Tallying the pairings:
R loses to L (34 < 46, with 20 abstentions)
L loses to C (46 < 54)
C loses to R (20 < 34, with 46 abstentions)
The first method you listed produces a 3-way tie, since each
candidate has one pair-win, so you'd better identify an additional
tie-break algorithm to deal with this common occurence.  The second
method you listed eliminates C, then R, electing L, even though
there's a majority of 54 who want to defeat L.  (The fallacy of the
elimination method is that is erroneously defines "candidate
weakness" by relying on voters' highest preferences, ignoring their
nearly-as-high preferences.)

The method I defined above, which we in election-methods-list call
Condorcet's Method, elects C here since the size of C's largest
(only, in this small example) pair-loss (34) is smaller than the
size of the other candidates' largest pair-losses (46 & 54).

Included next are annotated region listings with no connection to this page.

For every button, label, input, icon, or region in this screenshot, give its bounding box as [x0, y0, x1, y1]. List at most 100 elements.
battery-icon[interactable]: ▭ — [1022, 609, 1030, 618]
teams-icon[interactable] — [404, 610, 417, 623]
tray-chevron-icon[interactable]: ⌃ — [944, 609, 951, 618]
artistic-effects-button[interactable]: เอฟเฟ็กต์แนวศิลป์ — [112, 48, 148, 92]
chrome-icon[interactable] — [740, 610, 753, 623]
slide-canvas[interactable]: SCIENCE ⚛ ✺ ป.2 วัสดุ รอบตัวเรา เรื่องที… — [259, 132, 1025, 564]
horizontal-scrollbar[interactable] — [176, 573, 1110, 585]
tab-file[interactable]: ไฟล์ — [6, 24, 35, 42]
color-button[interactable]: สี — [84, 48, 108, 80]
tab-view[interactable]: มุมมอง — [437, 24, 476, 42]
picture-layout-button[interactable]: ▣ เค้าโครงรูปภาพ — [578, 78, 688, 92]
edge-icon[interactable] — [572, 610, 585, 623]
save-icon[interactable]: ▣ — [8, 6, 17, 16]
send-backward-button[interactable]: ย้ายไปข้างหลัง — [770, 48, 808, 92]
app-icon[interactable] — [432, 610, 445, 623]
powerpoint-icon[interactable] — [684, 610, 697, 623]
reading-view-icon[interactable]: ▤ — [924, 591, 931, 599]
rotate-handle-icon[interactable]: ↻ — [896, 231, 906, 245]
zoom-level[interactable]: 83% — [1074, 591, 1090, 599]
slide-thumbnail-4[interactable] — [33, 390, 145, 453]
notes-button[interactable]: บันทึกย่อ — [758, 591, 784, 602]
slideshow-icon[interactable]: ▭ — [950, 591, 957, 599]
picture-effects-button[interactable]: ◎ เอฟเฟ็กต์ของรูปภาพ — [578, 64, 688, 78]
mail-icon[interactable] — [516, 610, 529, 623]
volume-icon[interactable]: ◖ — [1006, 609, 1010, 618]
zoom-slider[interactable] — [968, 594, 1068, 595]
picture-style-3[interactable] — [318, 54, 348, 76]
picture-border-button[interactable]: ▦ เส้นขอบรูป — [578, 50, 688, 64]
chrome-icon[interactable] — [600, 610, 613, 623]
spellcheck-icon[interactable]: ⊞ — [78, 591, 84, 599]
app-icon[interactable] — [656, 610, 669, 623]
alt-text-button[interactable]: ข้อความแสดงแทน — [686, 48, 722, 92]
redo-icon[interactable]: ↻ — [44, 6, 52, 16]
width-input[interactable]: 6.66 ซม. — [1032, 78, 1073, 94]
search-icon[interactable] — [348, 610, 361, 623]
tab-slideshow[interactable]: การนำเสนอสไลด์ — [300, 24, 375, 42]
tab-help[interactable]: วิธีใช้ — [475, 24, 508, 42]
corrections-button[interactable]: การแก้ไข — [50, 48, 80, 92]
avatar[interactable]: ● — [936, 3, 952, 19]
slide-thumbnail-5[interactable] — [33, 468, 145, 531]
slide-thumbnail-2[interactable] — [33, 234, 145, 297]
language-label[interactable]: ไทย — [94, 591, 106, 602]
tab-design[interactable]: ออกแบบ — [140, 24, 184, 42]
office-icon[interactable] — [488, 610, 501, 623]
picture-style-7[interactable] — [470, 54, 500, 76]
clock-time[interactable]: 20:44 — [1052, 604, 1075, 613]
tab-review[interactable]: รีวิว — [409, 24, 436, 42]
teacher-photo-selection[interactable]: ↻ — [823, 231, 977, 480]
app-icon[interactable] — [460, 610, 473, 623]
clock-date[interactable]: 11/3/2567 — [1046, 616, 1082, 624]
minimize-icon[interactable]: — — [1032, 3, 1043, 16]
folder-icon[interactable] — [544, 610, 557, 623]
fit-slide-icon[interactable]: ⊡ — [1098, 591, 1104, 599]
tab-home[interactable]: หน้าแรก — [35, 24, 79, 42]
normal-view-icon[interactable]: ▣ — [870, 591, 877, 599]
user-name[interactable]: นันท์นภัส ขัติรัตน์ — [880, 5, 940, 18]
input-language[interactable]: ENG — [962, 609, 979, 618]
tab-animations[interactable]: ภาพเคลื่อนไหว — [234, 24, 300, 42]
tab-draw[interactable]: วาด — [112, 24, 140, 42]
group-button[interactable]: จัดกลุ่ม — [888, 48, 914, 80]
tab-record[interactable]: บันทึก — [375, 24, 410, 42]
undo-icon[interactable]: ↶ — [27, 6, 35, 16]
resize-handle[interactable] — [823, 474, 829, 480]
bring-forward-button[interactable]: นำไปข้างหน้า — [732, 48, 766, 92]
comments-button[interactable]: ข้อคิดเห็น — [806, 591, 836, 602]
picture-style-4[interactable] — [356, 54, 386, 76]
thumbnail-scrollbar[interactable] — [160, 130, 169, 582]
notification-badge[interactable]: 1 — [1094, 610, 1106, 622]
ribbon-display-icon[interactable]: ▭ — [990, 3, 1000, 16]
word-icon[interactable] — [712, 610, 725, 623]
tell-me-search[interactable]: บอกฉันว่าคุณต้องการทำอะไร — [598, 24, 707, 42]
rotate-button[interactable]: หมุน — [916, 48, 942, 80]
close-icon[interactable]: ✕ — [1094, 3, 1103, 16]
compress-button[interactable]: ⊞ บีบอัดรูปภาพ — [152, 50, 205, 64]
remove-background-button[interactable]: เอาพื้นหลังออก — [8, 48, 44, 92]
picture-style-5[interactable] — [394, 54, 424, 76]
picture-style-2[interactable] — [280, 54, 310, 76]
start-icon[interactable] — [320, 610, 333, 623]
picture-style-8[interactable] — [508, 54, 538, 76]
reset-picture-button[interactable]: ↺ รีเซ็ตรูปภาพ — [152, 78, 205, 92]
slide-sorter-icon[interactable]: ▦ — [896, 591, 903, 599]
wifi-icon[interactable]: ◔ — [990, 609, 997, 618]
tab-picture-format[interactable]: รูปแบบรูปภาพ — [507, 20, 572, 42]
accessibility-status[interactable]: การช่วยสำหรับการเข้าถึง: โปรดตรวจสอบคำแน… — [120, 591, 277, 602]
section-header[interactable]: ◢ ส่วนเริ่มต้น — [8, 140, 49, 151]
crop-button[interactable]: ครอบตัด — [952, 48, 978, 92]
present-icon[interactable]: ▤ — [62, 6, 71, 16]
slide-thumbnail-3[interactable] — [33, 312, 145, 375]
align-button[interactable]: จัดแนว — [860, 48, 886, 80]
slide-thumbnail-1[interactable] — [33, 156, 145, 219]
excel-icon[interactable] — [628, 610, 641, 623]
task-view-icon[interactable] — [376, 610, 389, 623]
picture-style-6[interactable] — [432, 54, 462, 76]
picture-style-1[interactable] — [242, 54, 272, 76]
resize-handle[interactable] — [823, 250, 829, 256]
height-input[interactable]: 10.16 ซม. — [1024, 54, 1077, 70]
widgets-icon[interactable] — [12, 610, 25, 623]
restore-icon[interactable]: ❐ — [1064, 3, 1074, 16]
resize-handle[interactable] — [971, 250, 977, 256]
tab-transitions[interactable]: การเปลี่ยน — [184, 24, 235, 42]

Because those two methods elect L--I'm making an assumption about
your unstated choice of Copeland-tie-breaker--the voters who prefer
R more than C have the LOE dilemma.  The only way they can defeat
their greater evil L is to vote the lesser evil C at least as high
as their true favorite R.  This doesn't contribute to multiparty
democracy...

I won't elaborate here about Copeland's violation of the
Independence from Twins criterion, since it takes a 5-candidate
example to illustrate how it can rip off a poor party that has the
best candidate, when richer parties can afford to field more
candidates.

>Perhaps as well as the threshold suggested above, the pairwise rule
>should also "kick in" only if there is one seat to fill, or once
>only one seat out of several remains vacant and eliminations begin
>to take place. (It would not apply if, say, three candidates are
>all elected on either primary or surplus votes before anyone needs
>to be excluded from the count.)

I agree with that last sentence, but there are additional cases "in
between" the ones covered by those two sentences (since eliminations
may begin in STV when more than one seat remains to be filled), so
maybe Condorcet's method could "kick in" when eliminations begin.
Perhaps I'm failing to understand what you're saying about a 10%
threshold?

>     Maybe the rule in such cases could be "eliminate the lowest,
>unless (a) the lowest is over the 10% threshold, and also (b) in a
>pairwise comparison against the lowest, the second-lowest polls
>less than 1/ [vacant seats remaining plus 1] of the remaining
>votes". Ie, when two seats remain, the second-lowest only needs
>one-third to escape elimination.

I don't know why you're making it so complex, since it's important
that the voters comprehend how the system will work.  To speed up a
tally which will be done by computers anyway?  STV already has a
quota needed to win a seat; if you're including a second threshold I
think it's not important.

Or perhaps you're talking about electing a large legislature
at-large where thousands of candidates would be competing and the
pairwise tally time would be horrendous.  That's true, but this
system would place too much of a burden on the voters anyway to be
viable: don't expect them to rank much more than about a dozen each.
Which means either an at-large party-based system (where, ideally,
voters can intermix parties, slates, and candidates in their
rankings) or a multi-winner (around 11 to 19, perhaps) districted
system in which only a few dozen candidates would be expected to
compete in each district.  If it's a multiwinner districted system
and you want to take into account the voter turnout, reduce the
importance of district population differences, and create an
additional incentive for the people to vote, the number of seats
in each district could be set after the voting to be proportional
to the district's turnout.  (Watch out for ballot box stuffing,
though.  :-)

* *

Tom's message, to which I'm replying below, was cc:ed to quite a few
addresses, and I saw it in election-methods-list.  If you want me to

I was unaware of the existence of the c-p-r and voting-methods lists.
I'm not sure what the scope of those lists are, but perhaps we
should think about consolidating some of these lists.  And
personally, I'll think about subscribing to them.